Development Strategies in Africa: Current Economic, Socio-Political, and Institutional Trends and Issues

By Aguibou Y. Yansane | Go to book overview

9

Africa in an Emerging World

IBRAHIM GAMBARI


INTRODUCTION: AFRICA IN A CHANGING GLOBAL CONTEXT

It is clear that the international system that emerged at the end of World War II is now collapsing. But what new structures will replace this system are thus far not entirely evident although trends do appear to be emerging. The focus of the present chapter is to indicate the outlines of the emerging world order and to speculate about Africa's position in that order. A look at recent developments in the international system reveals two dominant perspectives. On one hand, There are those who argue that the Cold War is over and the West has won. In other words, that Western liberal democratic free market economies have scored victories, irreversible victories, over centrally planned economies and socialist political systems. The others argue that socialism is not dead; that Third World countries in particular must find a way of trying to combine free market economies with a system that will provide for social justice. In any case, those who also argue for caution would point out that the competitive relationship between the East and the West will continue to be a critical feature of international politics.

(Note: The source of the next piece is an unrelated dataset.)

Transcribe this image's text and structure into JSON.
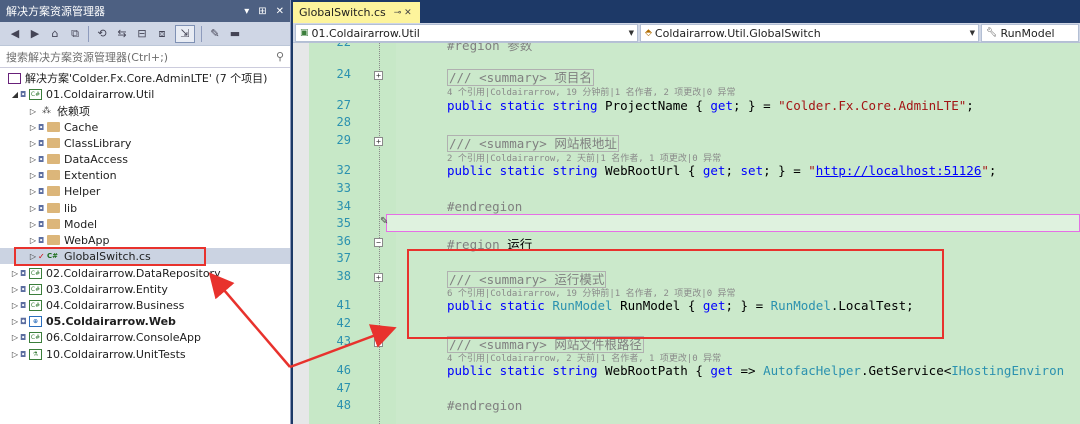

To return to the first perspective, it was not long ago in the United States that the very survival of capitalism was believed to be in some doubt, and there was concern expressed in some quarters about the ability of the Soviet Union to "Finlandize" Western Europe. In fact, in the early 1970s, a professor (now a senator from New York) named Daniel Patrick Moynihan recalled the "depression era" thesis that capitalism contains and cultivates the seeds of its own destruction. Not because of the Marxian concept of the inherent contradictions of capitalism, but because the system aided and abetted those who became its very worst enemy: the intellectual class.